Fanau Ola nurse case manager and proud Cook Islander, Matangaro Rima, talks about her found passion for nursing and how weaving culture and faith into her life is essential.
“I have been a nurse for 13 years, working in ward nine and radiology before starting with the Fanau Ola team. My current role is to engage with members of the Pacific community who have high and complex health and social needs. We attempt to engage people with services and specialists that are readily available, using a holistic approach. Through this connection, we also work hard to educate people about self-sufficiency and independence with their health.
“I am passionate about this work and supporting and caring for Pacific people.”
Before becoming a nurse, Matangaro wasn’t always sure what she wanted to be in life.
“I grew up in South Auckland and attended Manurewa High School. I failed School Certificate and didn’t finish school. After I left, I studied business computing and administration because I had enjoyed typing, but I was still unsure of what to do next.
“My father was a very sick man, who was always in and out of the hospital because of health. Whether it was at home or the hospital, there was always the mention of the career of nursing, and every visit to the hospital would end in long lectures about how I would be a good nurse and how proud he would be.”
Mata started her nursing journey with a certificate in nursing from AUT in 2002, while she was pregnant with her first son, and the drive to become a nurse was not strong.
“When I decided to become a registered nurse, it took me four and a half years to complete my degree. I had another baby during this time, and having a family and wanting to provide for them finally gave me the drive to succeed in nursing.
“When I completed my studies, it was incredible to see my father at the graduation ceremony. My father was a very humble man but seeing the pride on his face when I walked back to my set was very rewarding.”
Mata’s parents were born in Mangaia, Cook Islands, and migrated in the 1970’s to New Zealand in search of new opportunities in the ‘land of milk and honey’.
“Growing up in New Zealand, I was very fortunate to have been exposed to the Cook Islands culture. Knowing my akapapaanga (genealogy) is very important to me. It has given me a sense of identity and confidence in myself. When someone asks me ‘who is my family’, I can provide an in-depth answer, and I think that shows how I was brought up and how important knowing my family is.
“It has also helped me connect with my Cook Islands patients through determining bloodlines. Once you make that link, you can engage with the patient.
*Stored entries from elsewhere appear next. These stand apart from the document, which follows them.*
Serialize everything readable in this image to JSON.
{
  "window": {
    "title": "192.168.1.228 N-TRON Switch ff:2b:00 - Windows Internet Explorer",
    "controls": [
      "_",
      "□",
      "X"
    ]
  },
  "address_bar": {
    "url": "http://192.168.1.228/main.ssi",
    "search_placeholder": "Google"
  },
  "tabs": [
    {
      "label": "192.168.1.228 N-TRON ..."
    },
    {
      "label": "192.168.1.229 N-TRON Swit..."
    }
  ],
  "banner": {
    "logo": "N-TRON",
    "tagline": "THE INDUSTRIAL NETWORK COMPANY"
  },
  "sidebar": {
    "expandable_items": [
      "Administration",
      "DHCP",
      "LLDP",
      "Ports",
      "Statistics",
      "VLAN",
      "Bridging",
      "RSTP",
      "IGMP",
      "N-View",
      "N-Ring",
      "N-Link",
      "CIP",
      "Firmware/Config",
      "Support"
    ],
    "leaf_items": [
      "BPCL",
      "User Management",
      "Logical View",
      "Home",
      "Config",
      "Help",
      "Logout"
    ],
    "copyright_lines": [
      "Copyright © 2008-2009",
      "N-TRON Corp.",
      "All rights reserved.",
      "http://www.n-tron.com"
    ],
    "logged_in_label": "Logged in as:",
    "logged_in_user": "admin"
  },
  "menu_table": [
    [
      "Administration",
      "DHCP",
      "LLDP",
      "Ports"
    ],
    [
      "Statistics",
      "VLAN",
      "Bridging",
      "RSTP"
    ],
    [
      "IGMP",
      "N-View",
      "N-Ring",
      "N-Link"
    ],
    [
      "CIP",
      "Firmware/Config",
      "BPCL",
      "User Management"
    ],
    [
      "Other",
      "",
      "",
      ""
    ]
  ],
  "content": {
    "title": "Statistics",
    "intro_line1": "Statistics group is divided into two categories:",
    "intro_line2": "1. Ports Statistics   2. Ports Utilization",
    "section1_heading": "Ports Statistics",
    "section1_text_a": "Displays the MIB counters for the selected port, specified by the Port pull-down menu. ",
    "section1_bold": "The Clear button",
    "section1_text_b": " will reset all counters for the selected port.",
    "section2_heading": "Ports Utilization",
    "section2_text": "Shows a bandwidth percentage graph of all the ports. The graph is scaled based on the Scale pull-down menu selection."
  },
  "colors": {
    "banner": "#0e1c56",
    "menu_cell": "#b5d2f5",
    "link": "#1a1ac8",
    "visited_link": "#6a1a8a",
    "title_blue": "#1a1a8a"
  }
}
That is what is unique about our Pacific Islands people; we can engage with our very own.”
Mata says the Cook Islands are a unique nation, and the people are hospitable and welcoming.
“We are a happy people, and we like to smile and laugh and have a great time.
“Te tara Mangaia, the Mangaian Language, was always spoken to me by my parents and extended family, so growing up, I always knew the Mangaian dialect.
“I attended church every Sunday, so reading the bible in Cook Islands and finding its’ translation from the English bible helped me to learn my words. I was not ‘smacked with the kikau broom’ instead, it was the look.”
Faith is an essential aspect of Mata’s life, and she says God is what keeps her focused, grounded, and gets her out of bed.
“If it weren’t for God, I would not have the strength to do my work and to be calm in situations that are out of my control.
“Providing and being responsible for my family is also what drives me in my career. And I am thankful every day that I have a warm and dry home, that I have clothes, food to eat, all because of where I am today.”
Mata is proud of what she has achieved for herself and her family and says she wants young Cook Islanders and Pacific people to know they are needed in health.
“Only we can look after our own because we know who we are and what we are like. We understand the characteristics and mannerisms of our people and are able to adapt to it.
“Take that time to have that journey to find out who you are and where you come from. Know who your ui tupuna is, because they are your backbone.”
The highlight of Mata’s journey was in 2018, when she completed her postgraduate diploma in health science.
“I was eight months pregnant with my fourth child when I walked the stage to receive my certificate. Unfortunately, my father had passed in 2012, so he didn’t get to see this achievement, but I know he would be happy for me and proud.
"Yes life may present you with many obstacles on your journey, but never give up on that goal you have. One day, you will look back and say, wow, I did that."
Kia mataora to tatou Epetemoa o te reo Maori Kuki Airani.